There are a few ways to get Bitcoin. You can buy them from a retailer, an ATM or an exchange, you can trade them, you can earn them (depending on the regulation of your country), or you can mine them. Bitcoin mining is probably one of the less common ways to receive Bitcoin but it’s still a method used by some.
Back when cryptocurrency was less well-known and had a lower market cap, volume of transaction and price tag, Bitcoin mining was a profitable way to earn Bitcoin. Now, it’s become an expensive undertaking that requires a lot of energy and equipment. However, despite the cost, mining still attracts many investors in the industry because of the tasty reward for the endeavor.
How does Bitcoin and cryptocurrency mining work?
The creation of Bitcoin happens through “mining”. This means that those who create a Bitcoin token are the miners of it. Miners get paid in Bitcoin for doing the work of verifying the validity of Bitcoin transactions on the network. The reason behind this is because Bitcoin is decentralised and relies on the network (rather than one central entity like a company) to operate.
Bitcoin miners ensure transparency and honesty in the network and reduces the risk of issues such as double-spending, which is where a Bitcoin owner could send a copy (a false fraudulent token) of a Bitcoin token to another user. Since the currency is digital, it would be possible if not for the miners and the process behind verifying Bitcoin transactions. Double-spending would be a little like printing counterfeit cash and spending the original bill (which holds genuine value) and the counterfeit (which is worthless because it’s a fake). This means that the spender has been able to spend double despite only truly holding half of the value.
From a technical point of view, Bitcoin mining resolves this because miners verify transactions and algorithmically look out for any possible “counterfeit” Bitcoin. If the transaction is genuine, it goes through. If it’s false, it’s rejected.
Bitcoin miners receive their reward of Bitcoin once they have verified 1 megabyte worth of Bitcoin transactions. This is called a “block” (which is where “blockchain” comes from) and once they have mined a block, they get their reward. Because the block size is small and is set, it can result in a backlog on the network, meaning the verification process slows down which can lead to delayed or slow transactions going through.
How to earn Bitcoin through mining
To earn Bitcoin as a Bitcoin miner, there are two requirements:
- You need to verify approximately 1 megabyte of transactions – or effectively mine one block, and
- You have to be the first miner to verify the transaction by means of answering an algorithmic challenge. This is called the proof-of-work.
To find the answer to this challenge, you don’t need to be a specialised mathematician. This is the mechanic process that requires special equipment and has begun to take a lot of energy and electrical resources to operate. To “solve” the challenge, the miner needs to discover a 64-digit hexadecimal number, which is known as a “hash”, either less than or the same as the target set by the blockchain. So it comes down to the machine that can solve the problem or discover the hash as quickly as possible.

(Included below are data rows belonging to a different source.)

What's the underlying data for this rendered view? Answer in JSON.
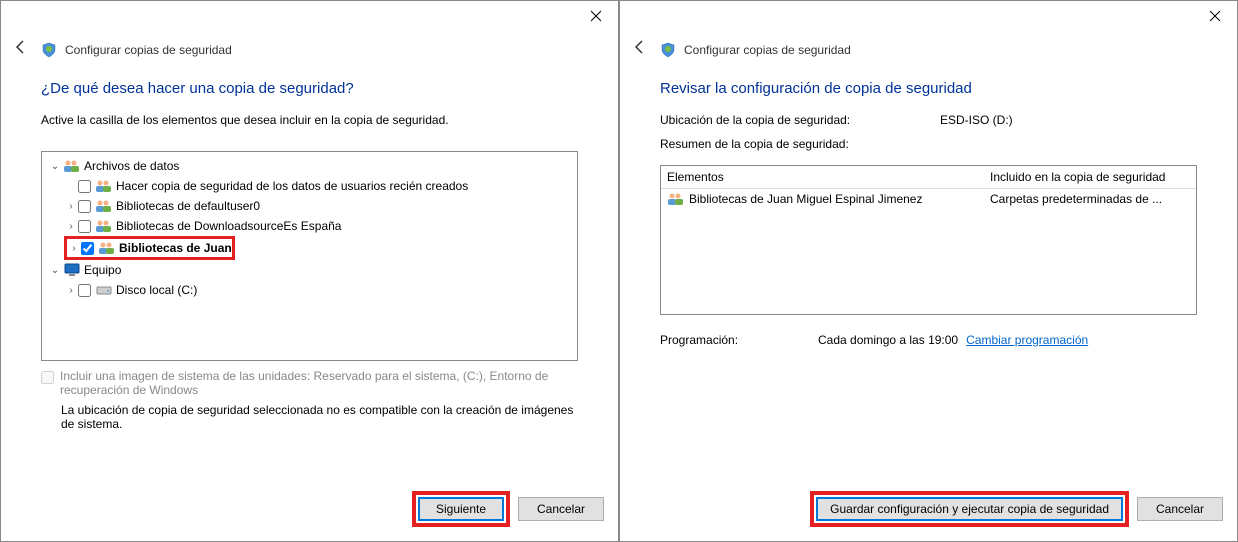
{
  "left": {
    "header": "Configurar copias de seguridad",
    "title": "¿De qué desea hacer una copia de seguridad?",
    "instruction": "Active la casilla de los elementos que desea incluir en la copia de seguridad.",
    "tree": {
      "root": "Archivos de datos",
      "item1": "Hacer copia de seguridad de los datos de usuarios recién creados",
      "item2": "Bibliotecas de defaultuser0",
      "item3": "Bibliotecas de DownloadsourceEs España",
      "item4": "Bibliotecas de Juan",
      "equipo": "Equipo",
      "disk": "Disco local (C:)"
    },
    "disabled_checkbox": "Incluir una imagen de sistema de las unidades: Reservado para el sistema, (C:), Entorno de recuperación de Windows",
    "warning": "La ubicación de copia de seguridad seleccionada no es compatible con la creación de imágenes de sistema.",
    "btn_next": "Siguiente",
    "btn_cancel": "Cancelar"
  },
  "right": {
    "header": "Configurar copias de seguridad",
    "title": "Revisar la configuración de copia de seguridad",
    "location_label": "Ubicación de la copia de seguridad:",
    "location_value": "ESD-ISO (D:)",
    "summary_label": "Resumen de la copia de seguridad:",
    "col_elements": "Elementos",
    "col_included": "Incluido en la copia de seguridad",
    "list_item_name": "Bibliotecas de Juan Miguel Espinal Jimenez",
    "list_item_value": "Carpetas predeterminadas de ...",
    "schedule_label": "Programación:",
    "schedule_value": "Cada domingo a las 19:00",
    "schedule_link": "Cambiar programación",
    "btn_save": "Guardar configuración y ejecutar copia de seguridad",
    "btn_cancel": "Cancelar"
  }
}
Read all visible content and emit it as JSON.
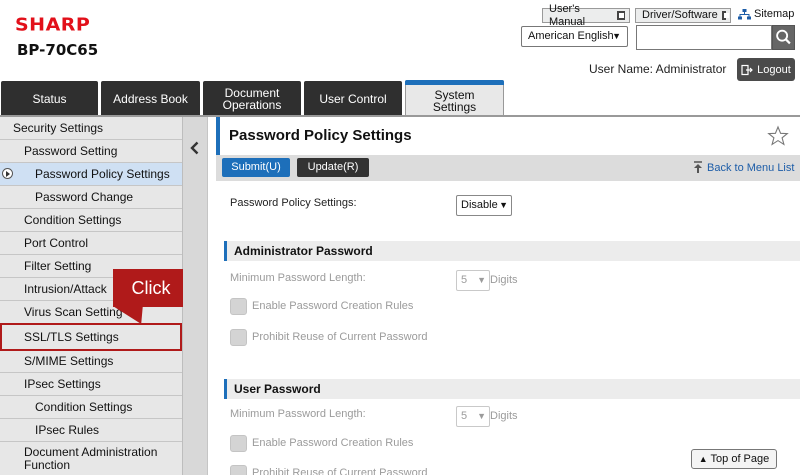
{
  "header": {
    "brand": "SHARP",
    "model": "BP-70C65",
    "users_manual": "User's Manual",
    "driver_software": "Driver/Software",
    "sitemap": "Sitemap",
    "language": "American English",
    "user_name": "User Name: Administrator",
    "logout": "Logout"
  },
  "tabs": [
    {
      "label": "Status"
    },
    {
      "label": "Address Book"
    },
    {
      "label": "Document\nOperations"
    },
    {
      "label": "User Control"
    },
    {
      "label": "System\nSettings"
    }
  ],
  "sidebar": {
    "items": [
      {
        "label": "Security Settings"
      },
      {
        "label": "Password Setting"
      },
      {
        "label": "Password Policy Settings"
      },
      {
        "label": "Password Change"
      },
      {
        "label": "Condition Settings"
      },
      {
        "label": "Port Control"
      },
      {
        "label": "Filter Setting"
      },
      {
        "label": "Intrusion/Attack"
      },
      {
        "label": "Virus Scan Setting"
      },
      {
        "label": "SSL/TLS Settings"
      },
      {
        "label": "S/MIME Settings"
      },
      {
        "label": "IPsec Settings"
      },
      {
        "label": "Condition Settings"
      },
      {
        "label": "IPsec Rules"
      },
      {
        "label": "Document Administration\nFunction"
      }
    ]
  },
  "callout": "Click",
  "main": {
    "title": "Password Policy Settings",
    "submit": "Submit(U)",
    "update": "Update(R)",
    "back": "Back to Menu List",
    "policy_label": "Password Policy Settings:",
    "policy_value": "Disable",
    "admin": {
      "header": "Administrator Password",
      "min_label": "Minimum Password Length:",
      "min_value": "5",
      "digits": "Digits",
      "rule1": "Enable Password Creation Rules",
      "rule2": "Prohibit Reuse of Current Password"
    },
    "user": {
      "header": "User Password",
      "min_label": "Minimum Password Length:",
      "min_value": "5",
      "digits": "Digits",
      "rule1": "Enable Password Creation Rules",
      "rule2": "Prohibit Reuse of Current Password"
    },
    "top_of_page": "Top of Page"
  },
  "colors": {
    "brand_red": "#e2101a",
    "accent_blue": "#1d6fba",
    "callout_red": "#b01a1a"
  }
}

How much does a Bitcoin miner earn?
Approximately every four years, there’s an occurrence in the cryptocurrency industry called the “Bitcoin halving.” When this happens, the Bitcoin reward earned from each block is halved. So in 2009, the first block of Bitcoin mined earned 50 Bitcoin tokens – a whopping amount today. In 2012, this was halved and a block mined would earn 25 Bitcoin tokens. In 2016, the Bitcoin halving meant that miners would receive 12.5 Bitcoin tokens.
In May 2020, the most recent Bitcoin halving took place. Now, Bitcoin miners will receive 6.25 Bitcoin tokens per block mined until the next halving. Depending on the price of Bitcoin, this could be a massive reward in terms of cash equivalence. However, any profit from Bitcoin mining only comes after buying the expensive equipment and after settling the electricity bill after the energy-intensive process.